I'm trying to compare two models (example from Jake Vanderplas' blog) using PyMC3, but I can't get my modified code to work (the functions best_theta()
and logL()
are explained in Jake's blog post, which is available in IPython Notebook form):
degrees = [1, 2, 3]
# best_theta() finds the best set of parameters for a given model
thetas = [best_theta(d) for d in degrees]
n = len(degrees)
prob = np.array([ 1 for _ in degrees ])
# model specs
from pymc3 import Model, Dirichlet, Categorical, DensityDist
with Model() as bfactor:
choices = Dirichlet('choices', prob, shape=prob.shape[0])
choice = Categorical('choice', choices)
indmodel = [0] * len(degrees)
for i, d in enumerate(degrees):
# logL() calculates the log-likelihood for a given model
indmodel[i] = DensityDist('indmodel', lambda value: logL(thetas[i]))
fullmodel = DensityDist('fullmodel', lambda value: indmodel[choice].logp(value))
That raises an exception, because the variable choice
is an RV object, not an integer (unlike in PyMC2), as discussed in this question. In my code, however, the value of choice
is important to make it work.
My question is, is there a way to access the value of the RV choice
, or more generally set up a hierarchical model using Categorical random variables (i.e. use the value of a Categorical RV to calculate the log likelihood of another RV)?
I took a quick stab at this.
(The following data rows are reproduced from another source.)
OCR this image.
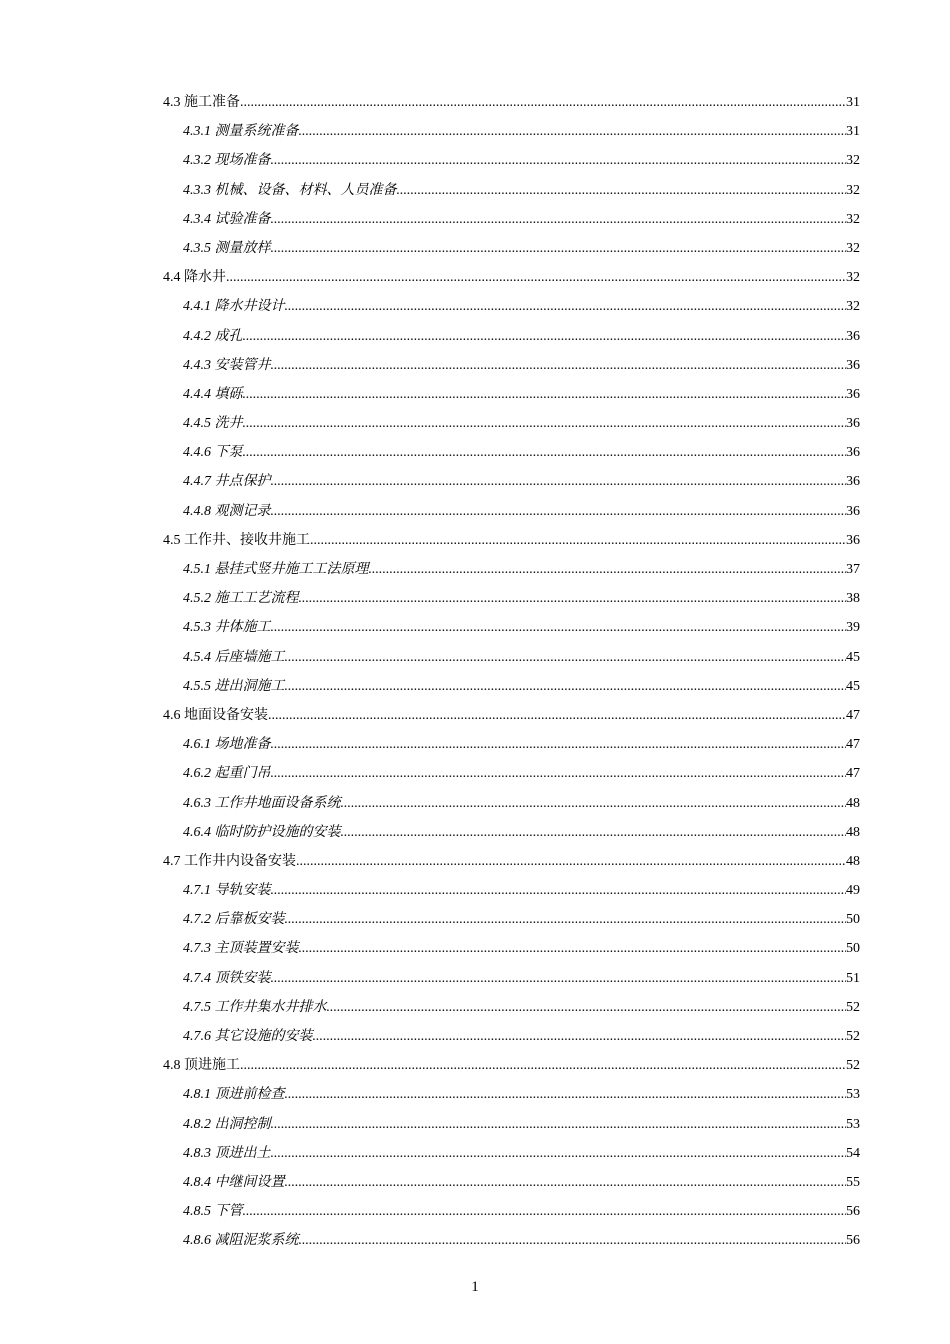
4.3 施工准备 .....	31
4.3.1 测量系统准备 .....	31
4.3.2 现场准备 .....	32
4.3.3 机械、设备、材料、人员准备 .....	32
4.3.4 试验准备 .....	32
4.3.5 测量放样 .....	32
4.4 降水井 .....	32
4.4.1 降水井设计 .....	32
4.4.2 成孔 .....	36
4.4.3 安装管井 .....	36
4.4.4 填砾 .....	36
4.4.5 洗井 .....	36
4.4.6 下泵 .....	36
4.4.7 井点保护 .....	36
4.4.8 观测记录 .....	36
4.5 工作井、接收井施工 .....	36
4.5.1 悬挂式竖井施工工法原理 .....	37
4.5.2 施工工艺流程 .....	38
4.5.3 井体施工 .....	39
4.5.4 后座墙施工 .....	45
4.5.5 进出洞施工 .....	45
4.6 地面设备安装 .....	47
4.6.1 场地准备 .....	47
4.6.2 起重门吊 .....	47
4.6.3 工作井地面设备系统 .....	48
4.6.4 临时防护设施的安装 .....	48
4.7 工作井内设备安装 .....	48
4.7.1 导轨安装 .....	49
4.7.2 后靠板安装 .....	50
4.7.3 主顶装置安装 .....	50
4.7.4 顶铁安装 .....	51
4.7.5 工作井集水井排水 .....	52
4.7.6 其它设施的安装 .....	52
4.8 顶进施工 .....	52
4.8.1 顶进前检查 .....	53
4.8.2 出洞控制 .....	53
4.8.3 顶进出土 .....	54
4.8.4 中继间设置 .....	55
4.8.5 下管 .....	56
4.8.6 减阻泥浆系统 .....	56
1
However, the approach needed to be changed quite a bit as it's often more convenient to vectorize the model. This also revealed a bug which I fixed (https://github.com/pymc-devs/pymc3/commit/c784c478aa035b5113e175145df8751b0dea0df3) so you will need to update from current master for this to work.
Here is the full NB: https://gist.github.com/anonymous/c1ada3388a40ae767a8d
It doesn't seem to quite work yet as the results are not identical but it's a step into the right direction.